Ce que l’agilité apporte aussi aux organisations, qui est crucial lorsque vient le moment d’amorcer des projets de transformation numérique, c’est la transparence – la transparence d’une gestion « bottom up » (de la base au sommet). L’agilité permet à l’entreprise d’être plus à l’écoute de ses employés à tous les niveaux et leur permet de contribuer de manière significative. Évidemment, cela se traduit par une satisfaction au travail beaucoup plus grande. 

En conclusion, les organisations agiles peuvent être plus innovantes, plus résiliantes et (oui!) plus agiles parce qu’elles encouragent une culture de la collaboration et de la transparence où toutes les idées sont bienvenues.

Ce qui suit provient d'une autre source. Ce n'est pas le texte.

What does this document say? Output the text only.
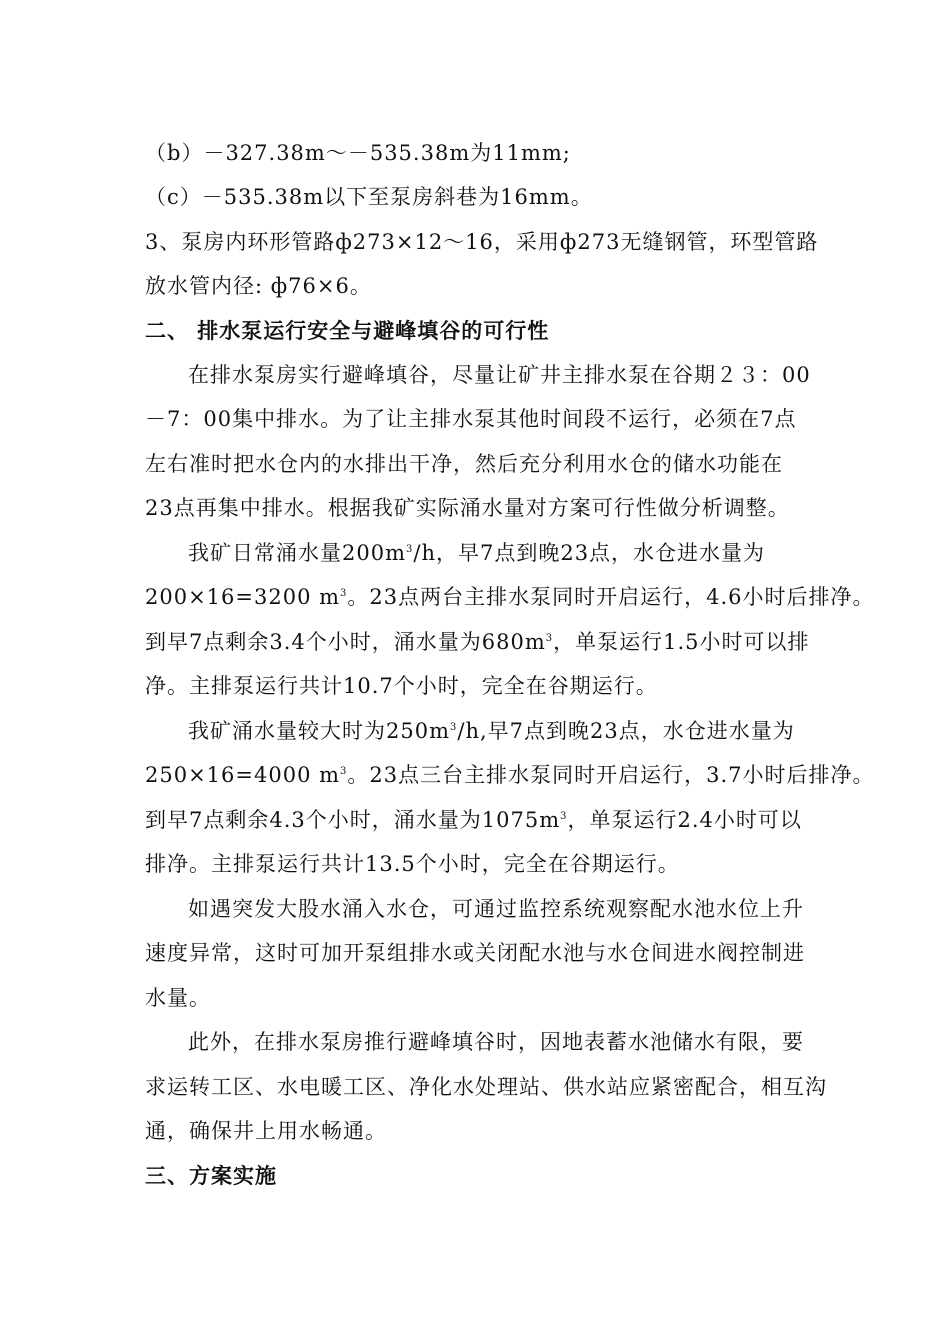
（b）－327.38m～－535.38m为11mm;
（c）－535.38m以下至泵房斜巷为16mm。
3、泵房内环形管路ф273×12～16，采用ф273无缝钢管，环型管路
放水管内径: ф76×6。
二、 排水泵运行安全与避峰填谷的可行性
在排水泵房实行避峰填谷，尽量让矿井主排水泵在谷期２３：00
－7：00集中排水。为了让主排水泵其他时间段不运行，必须在7点
左右准时把水仓内的水排出干净，然后充分利用水仓的储水功能在
23点再集中排水。根据我矿实际涌水量对方案可行性做分析调整。
我矿日常涌水量$200m^3/h$，早7点到晚23点，水仓进水量为
200×16=3200 $m^3$。23点两台主排水泵同时开启运行，4.6小时后排净。
到早7点剩余3.4个小时，涌水量为$680m^3$，单泵运行1.5小时可以排
净。主排泵运行共计10.7个小时，完全在谷期运行。
我矿涌水量较大时为$250m^3/h$,早7点到晚23点，水仓进水量为
250×16=4000 $m^3$。23点三台主排水泵同时开启运行，3.7小时后排净。
到早7点剩余4.3个小时，涌水量为$1075m^3$，单泵运行2.4小时可以
排净。主排泵运行共计13.5个小时，完全在谷期运行。
如遇突发大股水涌入水仓，可通过监控系统观察配水池水位上升
速度异常，这时可加开泵组排水或关闭配水池与水仓间进水阀控制进
水量。
此外，在排水泵房推行避峰填谷时，因地表蓄水池储水有限，要
求运转工区、水电暖工区、净化水处理站、供水站应紧密配合，相互沟
通，确保井上用水畅通。
三、方案实施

Dans les meilleurs cas, elles facilitent l’accès aux données en temps réel (tableaux de bord des opérations et indices de performance) afin d’habiliter chacun à valider les actions prises en amont ou à ajuster le tir. C’est ce que certains appellent le « management basé sur les faits » (evidence-based management), un sujet que nous aborderons sans doute dans un prochain article!